Geuchik Desa Lambada, Abdul Kader, mengatakan, setelah tsunami melanda Aceh 10 tahun silam, warga di desanya belum pernah merasakan fasilitas air bersih dari Perusahaan Daerah Air Minum (PDAM). Untuk kebutuhan sehari-hari, mereka mengkonsumsi air dari sumur bor yang dibuat pascatsunami.
"Sumur bor ini sumur lama direhab kembali. Tapi juga tidak sehat untuk dikonsumsi karena kualitas airnya diragukan," kata Abdul kepada wartawan saat dijumpai di Lambada, Jumat (12/9/2014).
SCROLL TO CONTINUE WITH CONTENT
"Air ini dialiri ke rumah warga selama dua jam setiap hari.
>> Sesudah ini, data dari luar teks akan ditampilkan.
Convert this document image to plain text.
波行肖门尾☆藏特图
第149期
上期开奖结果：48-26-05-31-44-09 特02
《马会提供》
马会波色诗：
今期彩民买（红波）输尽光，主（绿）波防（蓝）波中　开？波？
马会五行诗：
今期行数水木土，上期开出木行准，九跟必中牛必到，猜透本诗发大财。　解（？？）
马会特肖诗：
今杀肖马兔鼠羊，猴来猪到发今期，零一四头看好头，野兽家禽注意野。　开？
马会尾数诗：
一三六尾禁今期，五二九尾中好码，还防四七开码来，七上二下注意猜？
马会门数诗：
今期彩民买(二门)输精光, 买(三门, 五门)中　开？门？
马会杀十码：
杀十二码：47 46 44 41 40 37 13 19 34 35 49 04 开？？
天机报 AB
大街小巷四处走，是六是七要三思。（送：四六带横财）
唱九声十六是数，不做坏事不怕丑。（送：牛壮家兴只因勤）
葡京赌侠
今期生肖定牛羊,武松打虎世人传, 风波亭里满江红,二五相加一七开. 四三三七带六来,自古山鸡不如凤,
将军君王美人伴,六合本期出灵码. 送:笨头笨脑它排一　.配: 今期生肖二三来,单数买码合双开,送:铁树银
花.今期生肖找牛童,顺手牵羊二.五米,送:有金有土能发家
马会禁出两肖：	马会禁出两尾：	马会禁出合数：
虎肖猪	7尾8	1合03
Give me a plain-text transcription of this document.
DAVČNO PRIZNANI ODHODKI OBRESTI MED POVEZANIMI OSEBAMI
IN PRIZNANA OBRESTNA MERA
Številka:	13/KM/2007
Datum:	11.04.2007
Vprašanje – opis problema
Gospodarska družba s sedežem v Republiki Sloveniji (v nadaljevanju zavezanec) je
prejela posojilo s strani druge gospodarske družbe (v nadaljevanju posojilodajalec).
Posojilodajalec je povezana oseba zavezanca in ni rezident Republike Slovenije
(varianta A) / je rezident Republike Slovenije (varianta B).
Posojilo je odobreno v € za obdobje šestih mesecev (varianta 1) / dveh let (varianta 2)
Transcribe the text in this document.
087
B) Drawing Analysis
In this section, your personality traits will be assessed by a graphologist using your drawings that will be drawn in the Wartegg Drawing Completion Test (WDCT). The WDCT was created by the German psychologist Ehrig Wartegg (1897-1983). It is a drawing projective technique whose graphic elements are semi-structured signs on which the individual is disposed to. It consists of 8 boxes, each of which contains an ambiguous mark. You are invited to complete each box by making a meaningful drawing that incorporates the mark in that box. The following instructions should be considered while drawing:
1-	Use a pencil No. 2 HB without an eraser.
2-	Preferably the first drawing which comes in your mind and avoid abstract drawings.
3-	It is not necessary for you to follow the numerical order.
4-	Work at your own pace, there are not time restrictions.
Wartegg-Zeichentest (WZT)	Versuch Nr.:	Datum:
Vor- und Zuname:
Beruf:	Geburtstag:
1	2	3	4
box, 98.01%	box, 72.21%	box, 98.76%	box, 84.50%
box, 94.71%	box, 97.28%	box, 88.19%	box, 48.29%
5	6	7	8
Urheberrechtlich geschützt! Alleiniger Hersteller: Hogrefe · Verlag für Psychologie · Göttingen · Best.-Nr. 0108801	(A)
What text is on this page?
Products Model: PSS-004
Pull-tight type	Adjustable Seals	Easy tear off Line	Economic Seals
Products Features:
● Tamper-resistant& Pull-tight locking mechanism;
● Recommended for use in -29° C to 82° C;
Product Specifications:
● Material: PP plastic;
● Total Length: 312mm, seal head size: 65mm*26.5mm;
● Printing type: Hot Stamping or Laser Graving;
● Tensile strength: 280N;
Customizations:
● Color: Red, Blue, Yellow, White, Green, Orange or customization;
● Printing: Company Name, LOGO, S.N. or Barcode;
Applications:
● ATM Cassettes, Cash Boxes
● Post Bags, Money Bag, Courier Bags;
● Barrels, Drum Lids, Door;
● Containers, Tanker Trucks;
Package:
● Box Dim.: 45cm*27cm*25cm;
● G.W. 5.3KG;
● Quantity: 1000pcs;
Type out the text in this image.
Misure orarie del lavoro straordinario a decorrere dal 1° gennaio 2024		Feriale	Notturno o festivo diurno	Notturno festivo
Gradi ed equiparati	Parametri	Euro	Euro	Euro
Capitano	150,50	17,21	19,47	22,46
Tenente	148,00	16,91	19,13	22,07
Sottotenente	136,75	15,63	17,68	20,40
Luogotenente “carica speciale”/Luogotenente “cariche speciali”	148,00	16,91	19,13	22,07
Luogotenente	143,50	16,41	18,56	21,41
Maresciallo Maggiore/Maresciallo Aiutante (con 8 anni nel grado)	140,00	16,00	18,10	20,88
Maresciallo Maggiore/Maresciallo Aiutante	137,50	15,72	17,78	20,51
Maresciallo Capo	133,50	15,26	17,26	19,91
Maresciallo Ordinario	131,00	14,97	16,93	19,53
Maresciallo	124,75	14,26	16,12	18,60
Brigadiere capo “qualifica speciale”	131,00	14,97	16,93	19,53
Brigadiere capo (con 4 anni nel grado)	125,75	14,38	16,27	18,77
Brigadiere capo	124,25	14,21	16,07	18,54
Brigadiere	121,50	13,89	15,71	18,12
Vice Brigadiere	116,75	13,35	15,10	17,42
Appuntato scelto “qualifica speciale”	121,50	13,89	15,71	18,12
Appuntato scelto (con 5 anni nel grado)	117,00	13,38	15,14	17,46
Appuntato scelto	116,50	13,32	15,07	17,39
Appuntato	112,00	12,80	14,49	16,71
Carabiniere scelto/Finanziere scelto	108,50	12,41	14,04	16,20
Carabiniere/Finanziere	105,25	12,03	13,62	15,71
Hal karena debit air sumur bor tersebut tidak mencukupi kebutuhan warga," jelas Abdul.
Sementara untuk keperluan mencuci dan mandi, warga menggunakan air dari sumur yang diduga sudah terkontaminasi logam berat saat tsunami menerjang Aceh 10 silam tahun.
"Rasa air sumur pascatsunami sudah berubah. Sekarang sudah payau rasanya padahal sebelum tsunami masih seperti biasa," ungkapnya.
Sulitnya mendapatkan air bersih membuat warga yang mayoritas berprofesi sebagai nelayan ini terpaksa membeli air kemasan isi ulang untuk dikonsumsi.
Menurutnya, warga desa tersebut sudah melakukan sejumlah upaya agar desa mereka mendapatkan air bersih dari PDAM Tirta Mountala Aceh Besar. "Tapi hingga kini kami belum memperolah air bersih dari PDAM," ujar Abdul Kader.